I've got a backlog of things to write about and magazines to read. I just finished a survey of immigration that appeared in the 2 November issue of The Economist. Fascinating stuff- I wish I understood economics better. Their main argument was that liberalizing immigration policies will do more to help the global economy than liberalizing trade. I certainly agreed with some of their supporting ideas, like that strict immigration policies mean more illegal immigrants and less return to home countries and that immigrants don't affect natives' wages all that much. Poor Vicente Fox- he's got to figure out a way to make U.S.-Mexico relations relate to terrorism, or else he'll never get Bush's ear again.

Speaking of stubborn, pig-headed men, what is with Sharon's policy of besieging Bethlehem to "look for those responsible for the suicide bombing." Um, what about the SUICIDE BOMBER being responsible?? You know, the person who's already dead. And if you want to know what would make someone turn to suicide bombing, how about rethinking the imposition of a situation that gives people no hope, no options, and no freedom to decide their own fate? Oh, and perhaps Israel shouldn't only pay attention to the Palestinians when they act out in violence. Maybe read a few letters and listen to a few speeches. Then maybe the Palestinians will see that nonviolence works, too.
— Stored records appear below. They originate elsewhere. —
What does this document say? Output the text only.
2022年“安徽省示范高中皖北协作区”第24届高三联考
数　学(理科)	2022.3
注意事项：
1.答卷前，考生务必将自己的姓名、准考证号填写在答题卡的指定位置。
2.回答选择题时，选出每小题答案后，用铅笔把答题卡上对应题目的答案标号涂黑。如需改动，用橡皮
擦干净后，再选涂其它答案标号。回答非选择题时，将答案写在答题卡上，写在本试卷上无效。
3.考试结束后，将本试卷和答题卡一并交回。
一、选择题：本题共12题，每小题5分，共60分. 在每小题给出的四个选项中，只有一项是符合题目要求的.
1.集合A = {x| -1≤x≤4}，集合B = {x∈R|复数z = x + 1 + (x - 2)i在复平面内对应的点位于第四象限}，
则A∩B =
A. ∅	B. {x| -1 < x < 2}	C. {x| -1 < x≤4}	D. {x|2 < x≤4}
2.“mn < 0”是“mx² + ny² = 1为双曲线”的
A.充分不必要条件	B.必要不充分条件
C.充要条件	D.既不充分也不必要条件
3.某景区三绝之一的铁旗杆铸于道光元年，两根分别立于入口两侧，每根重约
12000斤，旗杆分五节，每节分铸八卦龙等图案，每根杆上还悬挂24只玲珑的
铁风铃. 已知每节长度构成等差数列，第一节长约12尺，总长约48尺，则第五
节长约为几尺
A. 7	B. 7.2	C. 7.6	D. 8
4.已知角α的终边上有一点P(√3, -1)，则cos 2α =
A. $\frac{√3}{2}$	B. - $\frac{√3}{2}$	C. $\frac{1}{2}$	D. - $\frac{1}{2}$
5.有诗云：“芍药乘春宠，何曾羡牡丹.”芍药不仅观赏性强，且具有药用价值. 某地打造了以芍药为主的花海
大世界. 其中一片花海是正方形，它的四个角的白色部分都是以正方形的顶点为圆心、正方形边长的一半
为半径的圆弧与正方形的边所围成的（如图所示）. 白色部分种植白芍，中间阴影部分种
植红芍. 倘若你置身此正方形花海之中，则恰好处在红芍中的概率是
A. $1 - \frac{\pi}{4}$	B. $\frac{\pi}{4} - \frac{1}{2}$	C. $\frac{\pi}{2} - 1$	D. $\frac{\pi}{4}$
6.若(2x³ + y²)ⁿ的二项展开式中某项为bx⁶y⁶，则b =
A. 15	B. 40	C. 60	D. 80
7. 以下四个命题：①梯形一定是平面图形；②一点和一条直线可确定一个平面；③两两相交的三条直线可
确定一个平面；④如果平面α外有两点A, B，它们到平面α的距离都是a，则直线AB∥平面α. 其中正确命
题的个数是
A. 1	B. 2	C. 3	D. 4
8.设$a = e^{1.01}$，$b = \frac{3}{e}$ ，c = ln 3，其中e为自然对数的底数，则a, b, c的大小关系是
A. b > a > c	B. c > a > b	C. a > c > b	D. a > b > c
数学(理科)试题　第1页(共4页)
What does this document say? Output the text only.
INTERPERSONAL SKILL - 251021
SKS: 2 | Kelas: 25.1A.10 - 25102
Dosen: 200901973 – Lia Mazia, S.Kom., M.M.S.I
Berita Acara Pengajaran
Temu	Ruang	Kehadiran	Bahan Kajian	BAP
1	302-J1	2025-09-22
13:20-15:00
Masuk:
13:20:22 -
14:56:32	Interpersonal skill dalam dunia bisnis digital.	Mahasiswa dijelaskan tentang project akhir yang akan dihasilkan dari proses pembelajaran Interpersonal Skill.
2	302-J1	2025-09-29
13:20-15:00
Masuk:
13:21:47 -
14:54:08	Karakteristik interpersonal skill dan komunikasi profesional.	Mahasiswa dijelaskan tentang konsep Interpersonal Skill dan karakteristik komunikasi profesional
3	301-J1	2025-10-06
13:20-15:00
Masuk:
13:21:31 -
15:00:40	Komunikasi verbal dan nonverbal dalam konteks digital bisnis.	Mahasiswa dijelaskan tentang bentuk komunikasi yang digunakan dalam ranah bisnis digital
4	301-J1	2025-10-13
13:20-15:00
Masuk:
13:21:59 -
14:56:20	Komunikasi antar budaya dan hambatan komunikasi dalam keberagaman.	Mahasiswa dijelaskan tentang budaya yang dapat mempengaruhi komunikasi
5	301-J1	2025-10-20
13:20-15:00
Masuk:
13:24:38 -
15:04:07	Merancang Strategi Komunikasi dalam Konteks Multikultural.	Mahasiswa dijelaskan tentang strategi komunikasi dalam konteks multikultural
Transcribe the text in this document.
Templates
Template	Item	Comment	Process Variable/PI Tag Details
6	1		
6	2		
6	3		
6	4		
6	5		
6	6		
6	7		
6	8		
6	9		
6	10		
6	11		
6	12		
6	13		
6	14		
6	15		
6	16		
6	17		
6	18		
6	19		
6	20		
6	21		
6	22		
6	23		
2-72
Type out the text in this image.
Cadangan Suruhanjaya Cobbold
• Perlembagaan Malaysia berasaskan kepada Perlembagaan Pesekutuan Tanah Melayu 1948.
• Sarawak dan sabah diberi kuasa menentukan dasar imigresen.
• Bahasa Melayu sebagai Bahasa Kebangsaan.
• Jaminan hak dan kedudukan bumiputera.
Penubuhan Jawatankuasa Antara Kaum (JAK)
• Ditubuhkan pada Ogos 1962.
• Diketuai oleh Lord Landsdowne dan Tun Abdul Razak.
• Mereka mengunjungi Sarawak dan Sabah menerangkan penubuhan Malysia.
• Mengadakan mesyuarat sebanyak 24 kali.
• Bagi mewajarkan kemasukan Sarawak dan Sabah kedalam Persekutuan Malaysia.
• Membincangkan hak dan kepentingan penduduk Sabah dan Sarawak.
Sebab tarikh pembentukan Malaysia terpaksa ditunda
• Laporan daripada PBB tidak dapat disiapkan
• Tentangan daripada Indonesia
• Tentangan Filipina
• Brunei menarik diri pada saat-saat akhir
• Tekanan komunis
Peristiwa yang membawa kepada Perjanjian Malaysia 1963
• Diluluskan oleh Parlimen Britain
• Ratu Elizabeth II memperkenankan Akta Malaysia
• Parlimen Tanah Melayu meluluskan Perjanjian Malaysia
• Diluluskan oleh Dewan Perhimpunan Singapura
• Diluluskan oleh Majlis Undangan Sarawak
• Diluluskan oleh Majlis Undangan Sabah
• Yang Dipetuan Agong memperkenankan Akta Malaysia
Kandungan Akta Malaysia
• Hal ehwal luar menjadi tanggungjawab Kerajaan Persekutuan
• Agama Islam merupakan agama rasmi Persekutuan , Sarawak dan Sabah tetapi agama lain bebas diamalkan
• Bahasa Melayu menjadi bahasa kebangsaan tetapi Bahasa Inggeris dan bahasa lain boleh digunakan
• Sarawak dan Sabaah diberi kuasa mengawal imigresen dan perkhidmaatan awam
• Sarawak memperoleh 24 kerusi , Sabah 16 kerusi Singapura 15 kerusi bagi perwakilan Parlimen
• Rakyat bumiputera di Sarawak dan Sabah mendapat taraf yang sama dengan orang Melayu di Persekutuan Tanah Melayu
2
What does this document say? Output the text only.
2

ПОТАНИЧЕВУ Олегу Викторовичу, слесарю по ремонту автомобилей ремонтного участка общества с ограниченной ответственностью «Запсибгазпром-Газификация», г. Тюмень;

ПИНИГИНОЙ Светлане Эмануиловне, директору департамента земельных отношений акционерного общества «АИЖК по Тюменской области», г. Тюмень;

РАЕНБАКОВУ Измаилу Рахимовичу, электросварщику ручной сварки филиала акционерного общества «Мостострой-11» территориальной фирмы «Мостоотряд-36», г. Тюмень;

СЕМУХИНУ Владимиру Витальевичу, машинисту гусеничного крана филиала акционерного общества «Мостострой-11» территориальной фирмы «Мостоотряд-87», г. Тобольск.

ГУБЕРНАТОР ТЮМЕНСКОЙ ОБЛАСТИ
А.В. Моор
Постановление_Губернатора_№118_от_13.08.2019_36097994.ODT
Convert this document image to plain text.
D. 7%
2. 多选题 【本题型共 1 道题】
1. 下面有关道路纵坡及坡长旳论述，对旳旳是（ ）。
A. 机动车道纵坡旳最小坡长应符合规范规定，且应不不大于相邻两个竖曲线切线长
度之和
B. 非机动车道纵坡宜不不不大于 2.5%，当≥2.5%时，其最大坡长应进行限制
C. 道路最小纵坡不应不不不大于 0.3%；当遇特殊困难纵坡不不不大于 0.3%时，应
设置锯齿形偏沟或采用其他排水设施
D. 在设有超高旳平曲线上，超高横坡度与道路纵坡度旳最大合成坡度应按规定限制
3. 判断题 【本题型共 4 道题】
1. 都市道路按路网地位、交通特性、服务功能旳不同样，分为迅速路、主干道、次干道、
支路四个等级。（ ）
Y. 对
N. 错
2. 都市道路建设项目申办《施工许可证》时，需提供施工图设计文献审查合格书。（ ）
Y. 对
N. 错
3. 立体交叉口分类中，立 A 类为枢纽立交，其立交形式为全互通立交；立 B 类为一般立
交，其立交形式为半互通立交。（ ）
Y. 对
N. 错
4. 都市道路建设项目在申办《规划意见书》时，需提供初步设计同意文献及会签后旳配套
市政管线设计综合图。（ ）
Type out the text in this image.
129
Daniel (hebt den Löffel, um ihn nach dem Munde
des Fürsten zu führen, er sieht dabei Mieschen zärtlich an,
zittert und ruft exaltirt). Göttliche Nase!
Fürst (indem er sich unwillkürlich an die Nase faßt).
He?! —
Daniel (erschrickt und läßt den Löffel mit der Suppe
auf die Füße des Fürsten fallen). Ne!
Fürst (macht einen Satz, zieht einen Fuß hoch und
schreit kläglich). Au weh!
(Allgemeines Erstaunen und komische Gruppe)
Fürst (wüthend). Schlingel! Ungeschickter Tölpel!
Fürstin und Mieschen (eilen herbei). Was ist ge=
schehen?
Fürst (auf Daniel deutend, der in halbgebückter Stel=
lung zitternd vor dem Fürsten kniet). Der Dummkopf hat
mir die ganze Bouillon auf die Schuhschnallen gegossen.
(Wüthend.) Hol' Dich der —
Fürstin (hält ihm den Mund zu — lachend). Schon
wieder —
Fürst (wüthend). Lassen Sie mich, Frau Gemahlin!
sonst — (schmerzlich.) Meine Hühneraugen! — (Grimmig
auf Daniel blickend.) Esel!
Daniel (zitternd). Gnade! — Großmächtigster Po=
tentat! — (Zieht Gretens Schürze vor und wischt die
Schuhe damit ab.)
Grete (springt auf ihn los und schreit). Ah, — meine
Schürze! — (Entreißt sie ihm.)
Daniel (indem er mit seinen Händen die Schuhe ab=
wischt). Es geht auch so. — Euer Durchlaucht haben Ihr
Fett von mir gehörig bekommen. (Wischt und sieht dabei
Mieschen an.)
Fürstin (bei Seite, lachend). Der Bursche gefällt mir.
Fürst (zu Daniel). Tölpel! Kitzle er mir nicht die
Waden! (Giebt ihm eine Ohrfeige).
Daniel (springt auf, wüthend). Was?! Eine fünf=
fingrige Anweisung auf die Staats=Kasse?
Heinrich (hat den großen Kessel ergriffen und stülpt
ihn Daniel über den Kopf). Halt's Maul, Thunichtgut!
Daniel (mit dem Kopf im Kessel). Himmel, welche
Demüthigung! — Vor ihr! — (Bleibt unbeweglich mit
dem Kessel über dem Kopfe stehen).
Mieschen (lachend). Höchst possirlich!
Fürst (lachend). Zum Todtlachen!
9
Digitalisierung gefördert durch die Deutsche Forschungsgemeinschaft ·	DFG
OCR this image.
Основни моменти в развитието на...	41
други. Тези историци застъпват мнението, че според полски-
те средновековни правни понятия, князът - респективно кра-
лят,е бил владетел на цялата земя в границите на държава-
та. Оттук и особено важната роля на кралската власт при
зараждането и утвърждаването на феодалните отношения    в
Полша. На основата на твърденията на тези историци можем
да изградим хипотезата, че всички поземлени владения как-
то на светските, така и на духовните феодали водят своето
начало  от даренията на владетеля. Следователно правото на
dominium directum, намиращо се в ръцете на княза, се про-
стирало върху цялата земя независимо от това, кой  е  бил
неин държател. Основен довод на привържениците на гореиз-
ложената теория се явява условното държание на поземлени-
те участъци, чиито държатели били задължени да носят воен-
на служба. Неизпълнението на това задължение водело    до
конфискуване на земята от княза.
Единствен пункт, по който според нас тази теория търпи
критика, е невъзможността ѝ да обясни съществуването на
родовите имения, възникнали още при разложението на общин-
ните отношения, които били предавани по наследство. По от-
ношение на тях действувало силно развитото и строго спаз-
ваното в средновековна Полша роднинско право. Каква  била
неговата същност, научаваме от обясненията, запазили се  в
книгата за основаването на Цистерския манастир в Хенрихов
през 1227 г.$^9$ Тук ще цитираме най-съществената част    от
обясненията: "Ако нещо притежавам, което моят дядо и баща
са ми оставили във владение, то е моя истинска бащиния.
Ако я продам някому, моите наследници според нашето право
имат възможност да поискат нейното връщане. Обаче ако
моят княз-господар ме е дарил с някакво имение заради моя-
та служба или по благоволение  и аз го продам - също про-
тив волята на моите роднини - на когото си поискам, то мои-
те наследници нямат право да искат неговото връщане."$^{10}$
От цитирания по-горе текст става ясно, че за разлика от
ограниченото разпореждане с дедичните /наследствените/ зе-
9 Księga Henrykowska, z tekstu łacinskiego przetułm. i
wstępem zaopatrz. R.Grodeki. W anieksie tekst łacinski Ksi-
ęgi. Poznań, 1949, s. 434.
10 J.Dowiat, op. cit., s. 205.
Feeling rather cranky today, in case you couldn't tell.

Date: 2002-11-25 01:18 pm (UTC)
From: [identity profile] samuraigrrrl.livejournal.com
I know about having too many books and magazines to read... and i just signed myself up for national geographic adventure. it makes me want to get out of this office and into some desert/rainforest/tundra... ^_^

Date: 2002-11-26 07:31 am (UTC)
From: [identity profile] microbie.livejournal.com
That wouldn't be a problem for me. For some reason, I don't have a strong desire to explore wilderness areas. Maybe I've just heard too many horror stories. The first person to get malaria on an expedition would be me, I have no doubt.